「朝の遍路道」
(1)30キロ以上歩かねばならぬ日は、宿に早い朝食を頼んで、7時前には出発する。外の冷気が心を引き締める。10月14日、「お四国」最初の修行とも言われる12番・焼山寺(しょうざんじ)の「遍路転がし」に挑む日だ。金剛杖の鈴音は決して大きくはないが、静かな早朝の空気に響いては周りの人家に迷惑だろうと、脇に抱えるようにして歩く。この一帯は野菜畑が多いが、前方に白い面積が広がっている。よく見ると地面の近くの根の部分が薄赤い。蕎麦の花が一面に咲いているのだ。その畑の横から坂道になり、11番・藤井寺に向かう。その境内の裏手から始まる急峻な登り道の序曲である。
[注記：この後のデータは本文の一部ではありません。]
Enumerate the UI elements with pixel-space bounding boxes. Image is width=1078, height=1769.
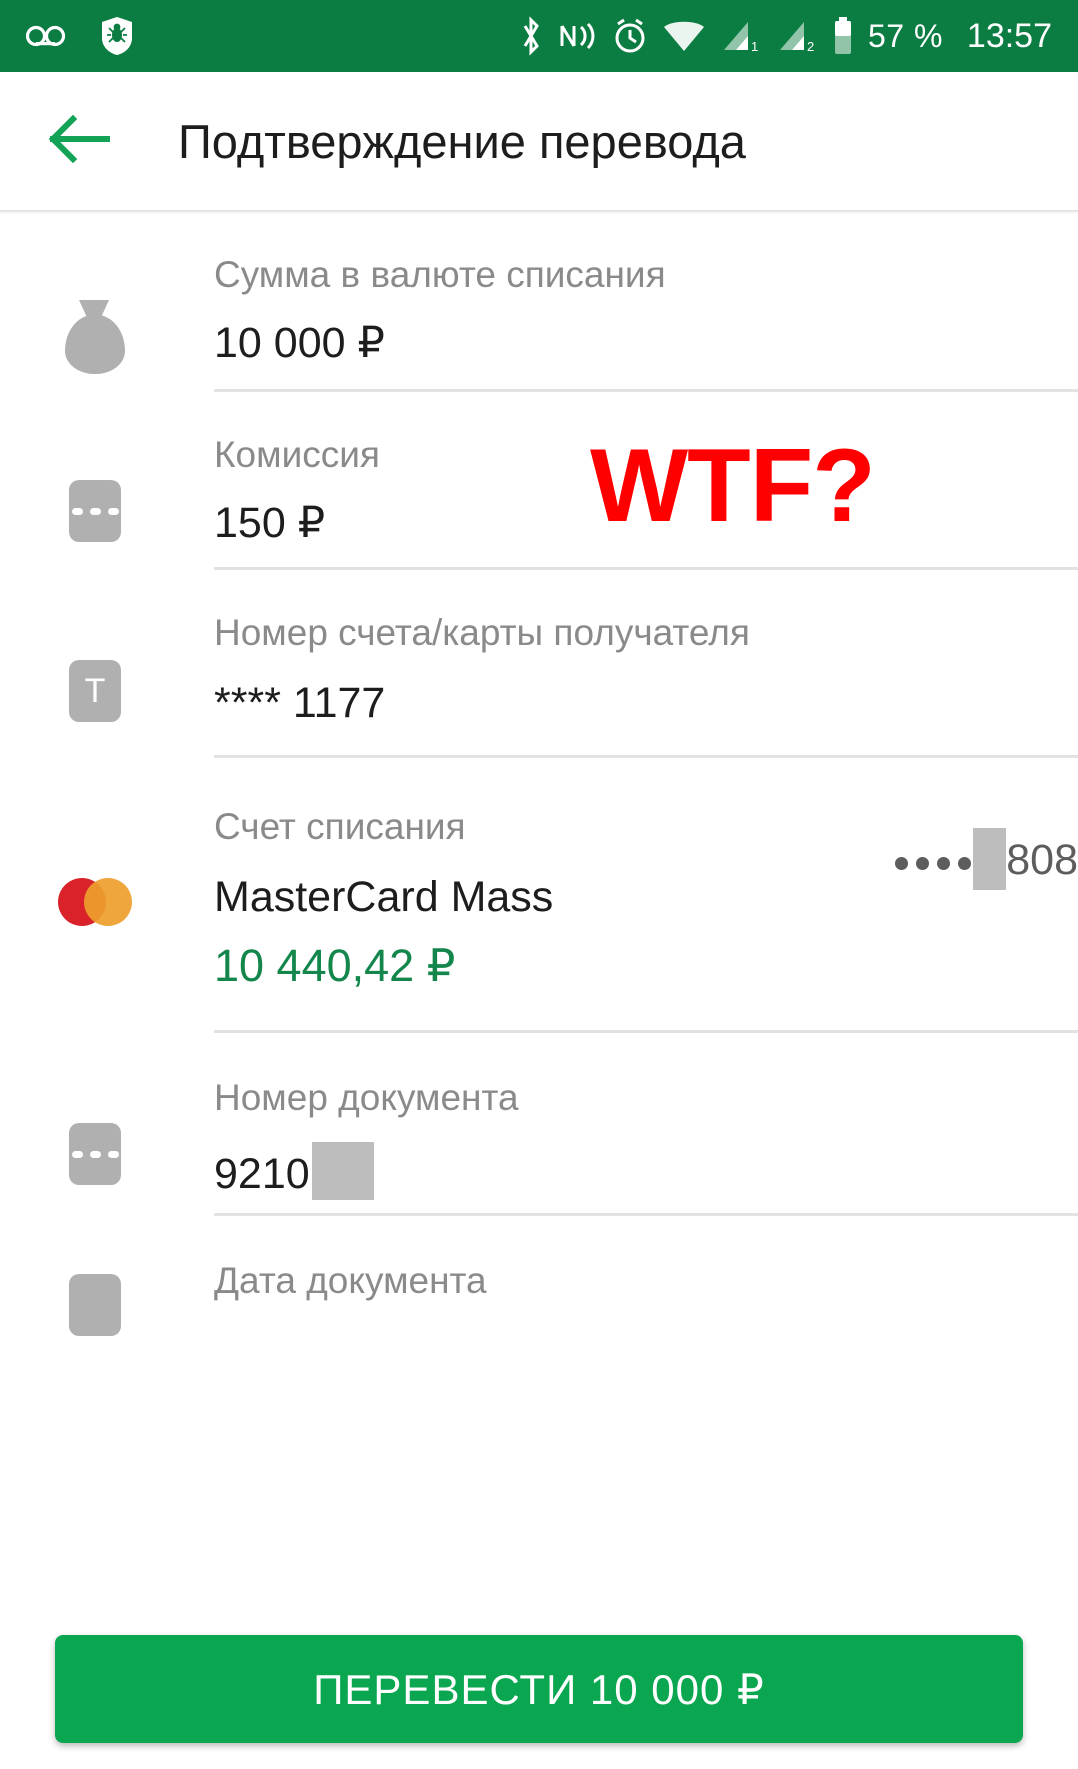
detail-row-body: Номер документа 9210 [214,1077,1078,1200]
detail-row-icon-cell [0,434,214,542]
detail-row-amount[interactable]: Сумма в валюте списания 10 000 ₽ [0,214,1078,389]
detail-row-icon-cell [0,806,214,926]
wtf-annotation: WTF? [590,428,876,544]
arrow-left-icon [47,111,113,172]
bluetooth-icon [518,16,544,56]
detail-row-commission[interactable]: Комиссия 150 ₽ [0,392,1078,567]
signal-1-icon: 1 [720,18,762,54]
nfc-icon [558,18,598,54]
app-bar: Подтверждение перевода [0,72,1078,210]
cta-bar: ПЕРЕВЕСТИ 10 000 ₽ [0,1609,1078,1769]
transfer-button[interactable]: ПЕРЕВЕСТИ 10 000 ₽ [55,1635,1023,1743]
page-title: Подтверждение перевода [178,114,746,168]
detail-row-document-number[interactable]: Номер документа 9210 [0,1033,1078,1213]
detail-label: Номер счета/карты получателя [214,612,750,653]
detail-row-icon-cell [0,254,214,374]
letter-t-box-icon: T [69,660,121,722]
detail-row-recipient-account[interactable]: T Номер счета/карты получателя **** 1177 [0,570,1078,755]
clock-label: 13:57 [966,16,1052,55]
wifi-icon [662,18,706,54]
card-last-digits: 808 [1006,835,1078,884]
battery-percent-label: 57 % [867,17,943,54]
card-number-suffix: 808 [895,827,1078,890]
redaction-block [311,1141,374,1200]
svg-text:1: 1 [751,39,758,54]
detail-row-icon-cell [0,1260,214,1336]
transfer-details-list: Сумма в валюте списания 10 000 ₽ Комисси… [0,214,1078,1769]
voicemail-icon [26,23,66,49]
detail-row-icon-cell: T [0,612,214,722]
status-bar-right-icons: 1 2 57 % 13:57 [518,16,1052,56]
document-number-text: 9210 [214,1149,310,1198]
account-balance: 10 440,42 ₽ [214,939,456,991]
back-button[interactable] [44,105,116,177]
detail-row-body: Сумма в валюте списания 10 000 ₽ [214,254,1078,368]
three-dots-box-icon [69,480,121,542]
three-dots-box-icon [69,1123,121,1185]
detail-row-body: Номер счета/карты получателя **** 1177 [214,612,1078,728]
detail-label: Дата документа [214,1260,487,1301]
signal-2-icon: 2 [776,18,818,54]
detail-row-document-date[interactable]: Дата документа [0,1216,1078,1346]
detail-value: **** 1177 [214,678,386,727]
status-bar-left-icons [26,16,134,56]
grey-box-icon [69,1274,121,1336]
detail-row-body: Счет списания MasterCard Mass 10 440,42 … [214,806,1078,992]
detail-label: Номер документа [214,1077,519,1118]
status-bar: 1 2 57 % 13:57 [0,0,1078,72]
detail-row-body: Дата документа [214,1260,1078,1303]
svg-text:2: 2 [807,39,814,54]
detail-label: Сумма в валюте списания [214,254,666,295]
battery-icon [832,16,854,56]
detail-row-debit-account[interactable]: Счет списания MasterCard Mass 10 440,42 … [0,758,1078,1030]
detail-row-icon-cell [0,1077,214,1185]
money-bag-icon [61,300,129,374]
redaction-block [973,827,1007,890]
card-mask-dots-icon [895,856,972,870]
detail-value: 9210 [214,1141,1048,1200]
alarm-icon [612,17,648,55]
drweb-shield-icon [100,16,134,56]
mastercard-icon [58,878,132,926]
detail-value: 10 000 ₽ [214,318,385,367]
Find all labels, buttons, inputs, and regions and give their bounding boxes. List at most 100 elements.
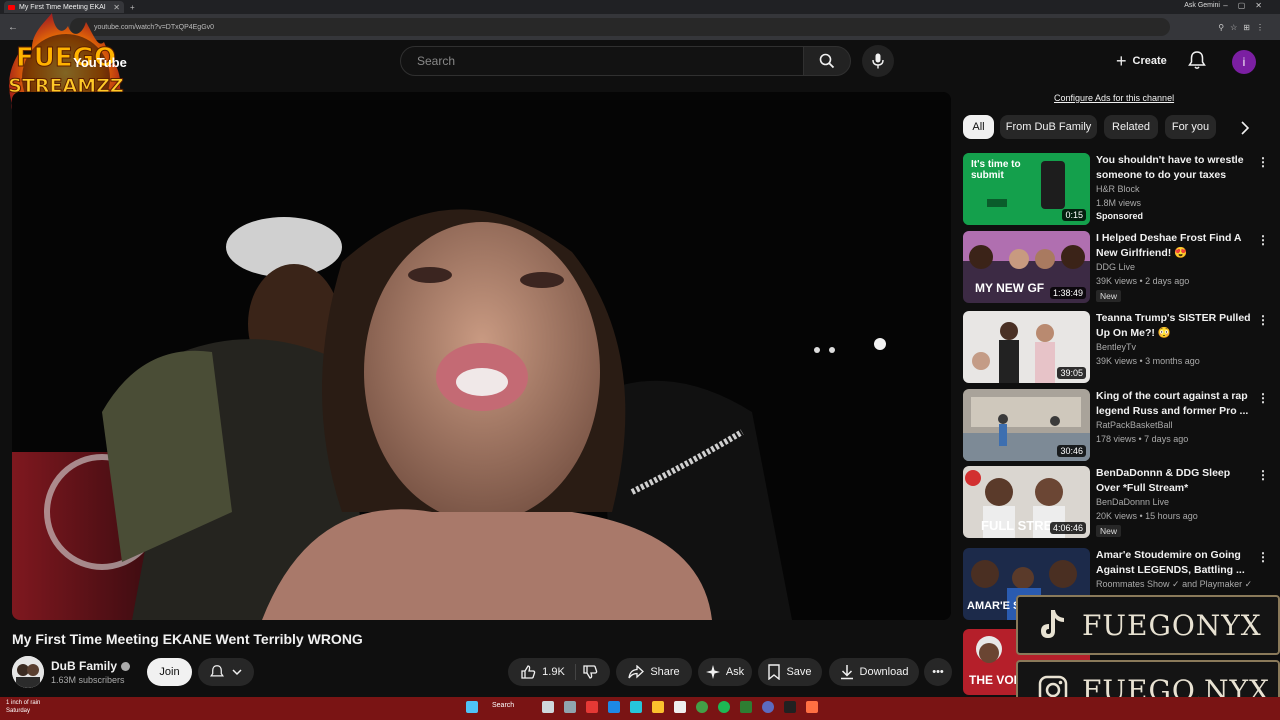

(2)早朝の徳島市内を出て国道55号を南に向かう。反対方向は通勤のマイカーと通学の自転車の列、歩道を歩いているのはただ一人。朝空高く薄い雲の縞模様、鰯雲とか鯖雲とか言われる秋らしい光景である。日の出はその雲をだんだらに染めている。今回未だに海を見ていないが、あの下に紀伊水道の太平洋が広がっているのだろう。昨日は五つの寺を廻る長丁場で疲れきった脚だが、今朝またエネルギーを取り戻し、歩調も軽やか。国道から脇道に逸れて18番・恩山寺の小高い山に向かう。
阿波は「発心(ほっしん)の道場」と言われる。その中でも吉野川流域を巡る19番までのルートは、時刻でいえば朝に相当するかも知れない。